Not too surprisingly, data considerations are a major element for each step in the application development process. The following outlines some of the typical data concerns you probably need to address.

Types of Data

In general, there are five categories of data that make up a database:

  1. Physical measurements - this includes any form of measurement or count. Typical attributes include geographic location, height, weight, length, time, population, density, mass, volume, pressure, etc. These are measured in appropriate units and represented with appropriate resolution.

  2. References to other tables - usually defined identifiers such as employee number. For example, in a payroll system, an employee number in a pay register may identify an entry in another table that contains the employee's age, address, telephone number, position, etc.

  3. Monetary data - usually measured in a specific currency (for example, US dollars) and represented with a specific resolution (for example, dollars and cents).

  4. Free-form descriptive material such as text (for example, "This area is considered as a wildlife sanctuary under legislation enacted in 1967 by ...".

  5. Multi-media material such as images, audio, video, etc.

    Of these five categories of data, Hipparchus works with data of the first and second categories listed above.

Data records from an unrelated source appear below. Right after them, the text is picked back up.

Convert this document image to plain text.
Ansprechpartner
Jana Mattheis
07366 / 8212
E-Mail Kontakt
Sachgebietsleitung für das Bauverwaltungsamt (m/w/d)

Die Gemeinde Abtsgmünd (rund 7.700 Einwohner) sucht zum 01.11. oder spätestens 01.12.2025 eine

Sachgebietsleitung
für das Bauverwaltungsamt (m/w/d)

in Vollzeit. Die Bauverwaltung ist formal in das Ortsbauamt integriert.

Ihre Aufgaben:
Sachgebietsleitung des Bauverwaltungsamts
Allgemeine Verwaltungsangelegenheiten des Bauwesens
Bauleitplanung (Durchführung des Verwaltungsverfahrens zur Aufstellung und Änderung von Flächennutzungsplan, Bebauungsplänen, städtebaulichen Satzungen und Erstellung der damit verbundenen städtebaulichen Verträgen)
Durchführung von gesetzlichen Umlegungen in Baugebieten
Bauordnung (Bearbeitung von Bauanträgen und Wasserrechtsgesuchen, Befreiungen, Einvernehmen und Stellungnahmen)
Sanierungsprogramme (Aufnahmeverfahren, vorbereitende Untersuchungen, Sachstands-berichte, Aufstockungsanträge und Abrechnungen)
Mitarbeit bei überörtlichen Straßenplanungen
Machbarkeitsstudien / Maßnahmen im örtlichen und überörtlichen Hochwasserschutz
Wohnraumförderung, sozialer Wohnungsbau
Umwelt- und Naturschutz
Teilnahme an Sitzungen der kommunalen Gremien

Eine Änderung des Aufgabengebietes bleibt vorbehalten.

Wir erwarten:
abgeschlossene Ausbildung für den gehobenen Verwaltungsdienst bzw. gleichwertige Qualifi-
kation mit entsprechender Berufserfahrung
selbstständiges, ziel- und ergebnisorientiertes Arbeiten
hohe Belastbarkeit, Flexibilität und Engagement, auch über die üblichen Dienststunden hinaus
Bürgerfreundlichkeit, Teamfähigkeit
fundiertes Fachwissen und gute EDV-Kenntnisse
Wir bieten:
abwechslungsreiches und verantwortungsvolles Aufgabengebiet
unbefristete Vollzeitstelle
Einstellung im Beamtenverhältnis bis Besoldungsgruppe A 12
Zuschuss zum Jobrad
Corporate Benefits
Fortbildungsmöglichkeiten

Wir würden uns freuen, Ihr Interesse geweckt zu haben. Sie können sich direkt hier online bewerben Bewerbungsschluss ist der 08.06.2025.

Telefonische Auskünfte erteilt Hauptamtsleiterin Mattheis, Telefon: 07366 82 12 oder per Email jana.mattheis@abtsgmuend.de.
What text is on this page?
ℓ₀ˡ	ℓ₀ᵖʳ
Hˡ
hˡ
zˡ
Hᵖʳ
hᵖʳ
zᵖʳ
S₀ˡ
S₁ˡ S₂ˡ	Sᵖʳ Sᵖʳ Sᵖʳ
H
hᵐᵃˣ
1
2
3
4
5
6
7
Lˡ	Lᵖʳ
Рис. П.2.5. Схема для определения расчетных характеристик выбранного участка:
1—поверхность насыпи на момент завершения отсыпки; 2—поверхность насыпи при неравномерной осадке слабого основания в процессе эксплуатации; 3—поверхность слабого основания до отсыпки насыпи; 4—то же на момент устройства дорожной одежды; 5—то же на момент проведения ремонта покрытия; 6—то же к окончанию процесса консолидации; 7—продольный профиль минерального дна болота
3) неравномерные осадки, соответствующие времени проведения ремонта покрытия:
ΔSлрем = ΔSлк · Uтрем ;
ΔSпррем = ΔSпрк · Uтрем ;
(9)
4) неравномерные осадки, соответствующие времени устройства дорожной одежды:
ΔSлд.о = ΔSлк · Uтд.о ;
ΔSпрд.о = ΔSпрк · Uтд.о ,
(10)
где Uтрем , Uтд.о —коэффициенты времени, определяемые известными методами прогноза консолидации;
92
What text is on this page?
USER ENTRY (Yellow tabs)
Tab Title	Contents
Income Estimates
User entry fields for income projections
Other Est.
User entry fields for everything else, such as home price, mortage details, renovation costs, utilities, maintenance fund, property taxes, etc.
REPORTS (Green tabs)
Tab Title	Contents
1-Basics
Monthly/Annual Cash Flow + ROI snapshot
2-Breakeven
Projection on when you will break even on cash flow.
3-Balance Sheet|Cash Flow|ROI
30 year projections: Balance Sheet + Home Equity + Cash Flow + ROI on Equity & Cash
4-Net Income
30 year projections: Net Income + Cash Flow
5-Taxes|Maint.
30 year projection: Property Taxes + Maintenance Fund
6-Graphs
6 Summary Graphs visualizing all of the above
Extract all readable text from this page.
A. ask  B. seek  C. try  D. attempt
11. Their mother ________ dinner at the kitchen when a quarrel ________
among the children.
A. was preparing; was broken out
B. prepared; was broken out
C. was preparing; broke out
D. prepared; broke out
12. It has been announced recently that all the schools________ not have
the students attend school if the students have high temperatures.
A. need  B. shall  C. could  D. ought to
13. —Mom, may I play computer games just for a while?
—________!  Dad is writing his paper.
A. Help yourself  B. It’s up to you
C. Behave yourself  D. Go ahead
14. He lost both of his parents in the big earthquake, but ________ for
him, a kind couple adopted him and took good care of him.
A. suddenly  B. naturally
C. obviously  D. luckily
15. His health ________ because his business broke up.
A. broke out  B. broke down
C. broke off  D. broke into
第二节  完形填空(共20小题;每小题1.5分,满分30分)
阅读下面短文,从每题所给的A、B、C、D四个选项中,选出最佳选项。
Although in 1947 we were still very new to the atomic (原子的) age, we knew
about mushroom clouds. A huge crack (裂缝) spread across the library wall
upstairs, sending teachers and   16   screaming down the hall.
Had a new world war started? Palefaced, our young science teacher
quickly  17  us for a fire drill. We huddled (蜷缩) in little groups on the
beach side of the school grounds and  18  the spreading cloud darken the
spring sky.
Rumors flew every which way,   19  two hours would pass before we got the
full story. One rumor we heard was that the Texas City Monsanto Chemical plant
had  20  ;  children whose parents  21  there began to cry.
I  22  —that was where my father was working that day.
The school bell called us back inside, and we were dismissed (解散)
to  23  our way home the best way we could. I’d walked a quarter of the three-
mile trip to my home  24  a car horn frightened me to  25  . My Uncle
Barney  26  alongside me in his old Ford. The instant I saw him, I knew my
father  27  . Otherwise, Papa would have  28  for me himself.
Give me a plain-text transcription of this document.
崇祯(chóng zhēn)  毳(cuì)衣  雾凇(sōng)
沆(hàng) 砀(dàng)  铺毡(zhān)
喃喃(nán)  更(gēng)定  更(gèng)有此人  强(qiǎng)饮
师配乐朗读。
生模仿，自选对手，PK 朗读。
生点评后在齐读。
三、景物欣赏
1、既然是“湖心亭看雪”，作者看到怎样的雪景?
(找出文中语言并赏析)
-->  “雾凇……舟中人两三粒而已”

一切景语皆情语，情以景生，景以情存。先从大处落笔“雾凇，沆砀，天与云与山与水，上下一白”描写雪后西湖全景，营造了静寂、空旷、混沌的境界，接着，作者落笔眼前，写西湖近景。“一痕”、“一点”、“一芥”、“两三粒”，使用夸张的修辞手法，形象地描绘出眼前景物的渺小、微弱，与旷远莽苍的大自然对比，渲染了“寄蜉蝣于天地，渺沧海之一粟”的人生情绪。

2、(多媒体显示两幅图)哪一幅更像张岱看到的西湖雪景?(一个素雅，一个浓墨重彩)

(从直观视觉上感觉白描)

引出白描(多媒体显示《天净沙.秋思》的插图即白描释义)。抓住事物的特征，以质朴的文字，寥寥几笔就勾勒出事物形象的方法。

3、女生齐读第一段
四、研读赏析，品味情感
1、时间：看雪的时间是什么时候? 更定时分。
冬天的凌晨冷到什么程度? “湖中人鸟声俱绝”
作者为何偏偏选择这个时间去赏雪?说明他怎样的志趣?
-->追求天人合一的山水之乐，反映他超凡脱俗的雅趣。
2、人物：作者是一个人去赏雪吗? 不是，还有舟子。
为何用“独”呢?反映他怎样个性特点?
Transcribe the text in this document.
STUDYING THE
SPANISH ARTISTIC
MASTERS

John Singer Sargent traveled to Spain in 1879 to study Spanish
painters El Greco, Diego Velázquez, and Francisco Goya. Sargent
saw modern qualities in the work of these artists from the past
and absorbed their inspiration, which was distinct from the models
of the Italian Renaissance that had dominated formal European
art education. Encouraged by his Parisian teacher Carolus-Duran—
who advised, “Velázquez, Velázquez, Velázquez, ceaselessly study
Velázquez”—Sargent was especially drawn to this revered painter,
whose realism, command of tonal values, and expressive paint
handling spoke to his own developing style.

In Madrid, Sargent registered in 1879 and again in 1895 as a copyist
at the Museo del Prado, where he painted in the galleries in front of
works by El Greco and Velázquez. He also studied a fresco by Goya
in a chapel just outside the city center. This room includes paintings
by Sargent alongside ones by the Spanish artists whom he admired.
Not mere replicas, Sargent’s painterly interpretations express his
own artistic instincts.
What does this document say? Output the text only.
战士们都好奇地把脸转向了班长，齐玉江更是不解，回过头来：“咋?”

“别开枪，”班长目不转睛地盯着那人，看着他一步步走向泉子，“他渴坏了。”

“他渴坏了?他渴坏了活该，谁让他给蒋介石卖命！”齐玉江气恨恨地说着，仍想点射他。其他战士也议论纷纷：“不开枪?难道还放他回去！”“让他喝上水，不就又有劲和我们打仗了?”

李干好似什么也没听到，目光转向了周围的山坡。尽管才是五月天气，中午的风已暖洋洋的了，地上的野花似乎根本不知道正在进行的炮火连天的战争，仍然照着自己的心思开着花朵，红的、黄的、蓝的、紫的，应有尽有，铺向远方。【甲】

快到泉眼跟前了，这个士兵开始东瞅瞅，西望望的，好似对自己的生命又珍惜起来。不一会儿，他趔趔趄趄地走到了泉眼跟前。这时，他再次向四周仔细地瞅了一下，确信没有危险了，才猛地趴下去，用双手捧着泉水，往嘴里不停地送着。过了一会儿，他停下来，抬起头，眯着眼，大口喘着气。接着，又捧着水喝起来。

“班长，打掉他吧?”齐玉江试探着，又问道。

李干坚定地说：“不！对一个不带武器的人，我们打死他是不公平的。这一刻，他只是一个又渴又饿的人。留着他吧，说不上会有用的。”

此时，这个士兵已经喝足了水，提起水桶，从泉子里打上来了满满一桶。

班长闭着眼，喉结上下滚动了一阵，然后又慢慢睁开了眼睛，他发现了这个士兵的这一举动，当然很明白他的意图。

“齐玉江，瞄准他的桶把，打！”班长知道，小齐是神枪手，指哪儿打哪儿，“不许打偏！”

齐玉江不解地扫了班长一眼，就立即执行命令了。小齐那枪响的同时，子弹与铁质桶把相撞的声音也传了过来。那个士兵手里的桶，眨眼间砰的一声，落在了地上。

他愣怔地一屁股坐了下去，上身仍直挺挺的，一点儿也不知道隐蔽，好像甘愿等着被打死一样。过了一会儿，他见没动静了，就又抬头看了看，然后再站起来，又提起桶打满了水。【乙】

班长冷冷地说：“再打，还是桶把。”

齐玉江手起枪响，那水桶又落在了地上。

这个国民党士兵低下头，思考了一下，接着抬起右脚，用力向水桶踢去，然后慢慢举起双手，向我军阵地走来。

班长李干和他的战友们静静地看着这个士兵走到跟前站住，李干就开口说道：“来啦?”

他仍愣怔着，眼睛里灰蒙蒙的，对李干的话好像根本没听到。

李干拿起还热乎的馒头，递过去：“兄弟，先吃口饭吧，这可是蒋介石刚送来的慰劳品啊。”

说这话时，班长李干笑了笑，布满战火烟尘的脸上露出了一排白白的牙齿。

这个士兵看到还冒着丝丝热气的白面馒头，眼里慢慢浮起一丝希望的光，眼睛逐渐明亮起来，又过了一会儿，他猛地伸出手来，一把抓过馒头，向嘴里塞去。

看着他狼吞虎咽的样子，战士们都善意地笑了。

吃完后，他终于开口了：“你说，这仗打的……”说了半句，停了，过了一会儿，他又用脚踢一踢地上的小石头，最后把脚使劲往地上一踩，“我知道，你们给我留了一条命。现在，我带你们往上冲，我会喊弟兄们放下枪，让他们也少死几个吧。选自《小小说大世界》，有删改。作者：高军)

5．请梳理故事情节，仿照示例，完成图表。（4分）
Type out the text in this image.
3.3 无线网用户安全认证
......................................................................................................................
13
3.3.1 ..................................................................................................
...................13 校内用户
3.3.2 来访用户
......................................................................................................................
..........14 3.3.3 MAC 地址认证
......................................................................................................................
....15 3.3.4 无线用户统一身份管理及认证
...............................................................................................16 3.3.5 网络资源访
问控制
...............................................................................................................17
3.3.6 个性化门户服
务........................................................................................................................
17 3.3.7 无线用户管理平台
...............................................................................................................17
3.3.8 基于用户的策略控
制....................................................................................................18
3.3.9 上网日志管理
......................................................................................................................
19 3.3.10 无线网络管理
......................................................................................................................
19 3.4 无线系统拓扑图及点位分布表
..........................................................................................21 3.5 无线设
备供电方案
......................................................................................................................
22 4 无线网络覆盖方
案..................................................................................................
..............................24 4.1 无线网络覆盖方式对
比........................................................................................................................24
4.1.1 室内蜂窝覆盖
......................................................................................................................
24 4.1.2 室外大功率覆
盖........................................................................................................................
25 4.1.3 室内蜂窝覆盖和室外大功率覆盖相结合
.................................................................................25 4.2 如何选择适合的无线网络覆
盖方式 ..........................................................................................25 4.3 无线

    Hipparchus deals almost exclusively with the attributes of geographic position. Only in specific instances does Hipparchus carry other data "along for the ride". For example, a digital elevation model (DEM) application will almost certainly associate directly the elevation datum with the surface coordinates of each observation. More typically, however, you will associate your geographic location data with other data by means of cross-references. In such cases it will be these cross-references that Hipparchus will carry along internally. (You saw an example of this in the tutorial program CITIES. There, pointers to the cities file records were carried as part of the cities point set and subsequently propagated into the derived point set cities_subset). Typically, it is your application that provides the glue that binds your geographical and non-geographical data.

    Typical Data Concerns

    Typically, you will need to be concerned about several aspects of your location data. You will need to find out the following:

    For your application, you should decide (after discussion with your clients), the following:

    Understanding Location Data

    Much of the positional data that we know today is described either directly or indirectly in terms of latitude and longitude. For example, our Geodyssey's current home office is located at N51:02:45 W114:04:48 (WGS84). (This is read as North latitude 51 degrees, 2 minutes, 45 seconds and West longitude 114 degrees, 4 minutes, 48 seconds). In planning your logical data model, these coordinates will be two of the attributes in the physical measurement category. Their nominal external precision will be known and reflected by the location data: degrees alone, degrees and minutes, degrees, minutes and seconds, etc.

    Geodetic Datum

    When looking at a source of geographic location data, you may need to be aware of its "geodetic datum". Field surveys that generated that particular set of location data were performed using a specific frame of reference. You may need to know more about that frame of reference.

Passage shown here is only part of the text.